Placeholders in config file

Hi,
In our configuration.yml file we have something like

discovery.type: ${DISCOVERY_TYPE}

discovery.seed_hosts: ${DISCOVERY_HOSTS}

cluster.initial_master_nodes: ${INITIAL_MASTER_NODES}

The values for placeholders are taken from env variables but for example for DEV environment I'd like to have single-node discovery type and for QA we want to have cluster.

Currently when I try to pass discovery-type as single and other properties (related to clustering) as empty string I get an error: "Could not resolve placeholder ' NAME OF PLACEHOLDER' " when I try to put something into that plaeholder then I get: "[cluster.initial_master_nodes] is not allowed when [discovery.type] is set to [single-node]"

Is it possible to achieve what we're aiming for using single configuration.yml file with placeholders or is it neccessary to create configuration file per environment (or per clustered/non-clustered config) ?

Greetings!

Shouldnt you get away with not changing the discovery.type to "single-node" for your single-node case?

Using the cluster discovery.type with the discovery.seed_hosts and cluster.initial_master_nodes only containing your single node should suffice to bootstrap the "cluster".

Without having tested it the doc´s make it seem so:

It is technically sufficient to set cluster.initial_master_nodes on a single master-eligible node in the cluster, and only to mention that single node in the setting’s value, but this provides no fault tolerance before the cluster has fully formed

The cluster will boostrap and start it seems, obviously the multi node resilience is missing until "the cluster is fully formed" but thats to be expected with a single node. But to be able to not provide fault tolerance the "cluster" has to be running in the first place, before having formed/connected with other nodes :wink: Which makes me think it works.

discovery.type
Specifies whether Elasticsearch should form a multiple-node cluster. By default, Elasticsearch discovers other nodes when forming a cluster and allows other nodes to join the cluster later. If discovery.type is set to single-node , Elasticsearch forms a single-node cluster and suppresses the timeouts set by cluster.publish.timeout and cluster.join.timeout . For more information about when you might use this setting, see Single-node discovery.
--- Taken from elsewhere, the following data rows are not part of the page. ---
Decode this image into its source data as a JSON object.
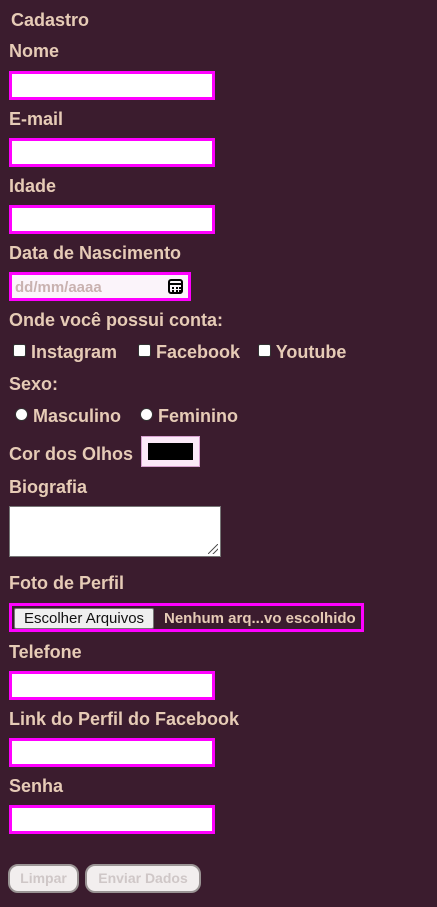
{
  "form": {
    "title": "Cadastro",
    "name_label": "Nome",
    "email_label": "E-mail",
    "age_label": "Idade",
    "birthdate_label": "Data de Nascimento",
    "birthdate_placeholder": "dd/mm/aaaa",
    "accounts_label": "Onde você possui conta:",
    "accounts": [
      "Instagram",
      "Facebook",
      "Youtube"
    ],
    "sex_label": "Sexo:",
    "sex_options": [
      "Masculino",
      "Feminino"
    ],
    "eye_color_label": "Cor dos Olhos",
    "eye_color_value": "#000000",
    "bio_label": "Biografia",
    "photo_label": "Foto de Perfil",
    "file_button_label": "Escolher Arquivos",
    "file_status": "Nenhum arq...vo escolhido",
    "phone_label": "Telefone",
    "facebook_link_label": "Link do Perfil do Facebook",
    "password_label": "Senha",
    "clear_button": "Limpar",
    "submit_button": "Enviar Dados"
  },
  "colors": {
    "background": "#3b1c2e",
    "text": "#e6cbb6",
    "field_border": "#ff00ff"
  }
}
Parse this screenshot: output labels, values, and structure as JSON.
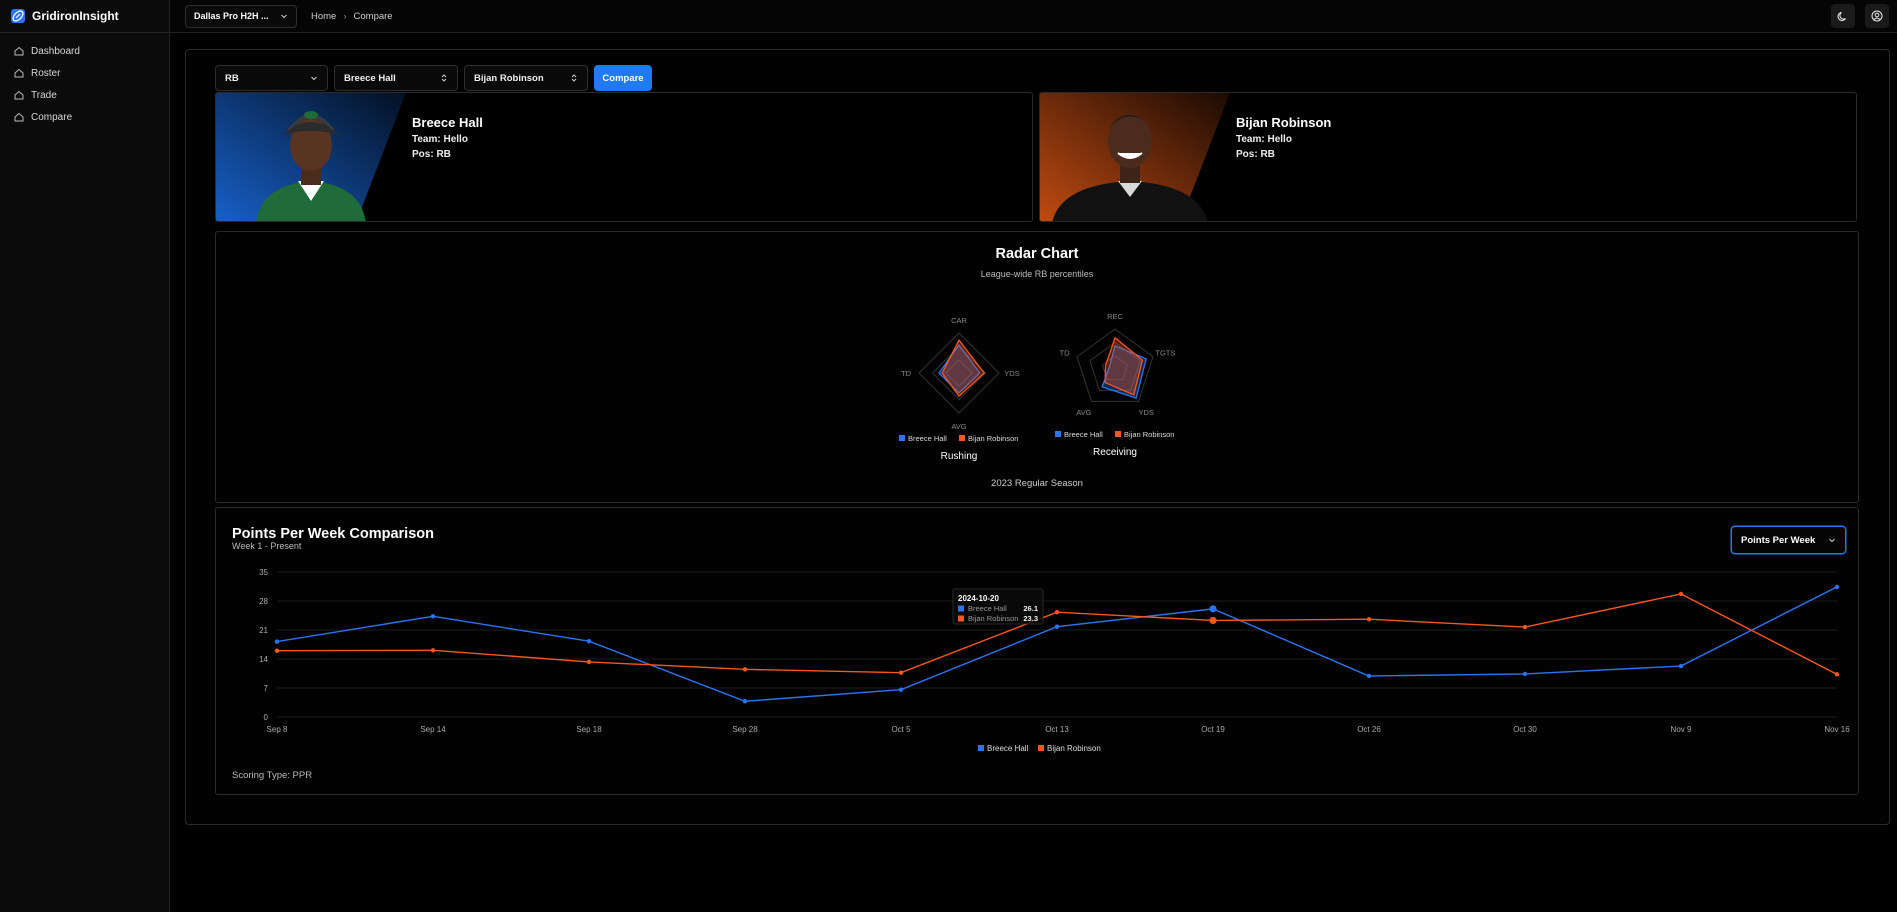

The discovery.type doc makes it seem like you will receive timeouts in this single node dispite cluster formation case but that should be just about it.
After the "cluster.publish.timeout" happened on the single node, the cluster should start is my guess.

Depending on your deployment process you could also overwrite the settings of the elasticsearch.yml (and all other config files in the ELK realm) on startup by adding command line parameters to their execution.

Following my above comment I now can confirm starting a multi node cluster with a single node is possible.

This is my elasticsearch.yml:

#Node settings
node.master: true
node.data: true
node.ingest: false
network.host: 0.0.0.0
#Cluster settings
cluster.name: erp-elk-dev
cluster.initial_master_nodes: ["docker-desktop"]

My node.name is derived from docker (The discovery seed host as well, in my case the discovery seed host contains the ips of all running docker containers, in this single node case this corrosponds to the "discovery.seed_hosts" setting beeing set to a single machine, the one the single node runs on where it can discover it self if it wants to. Which it does not want to btw duo to all nodes needed for the election process defined in the "initial master nodes" being present.), my single nodes name is "docker-desktop" which also is the only "cluster.initial_master_node/s".

As you can see I did not touch the "discovery.type" setting at all. The single node will bootstrap a cluster by electing it self as seen in the CLI screenshot above.

If you want a setup with multiple nodes discovering each other you only have to change the "cluster.initial_master_nodes" through an environmental or similier. That way you extend a list of one to multiple and dont have to deal with removing setting nodes them self.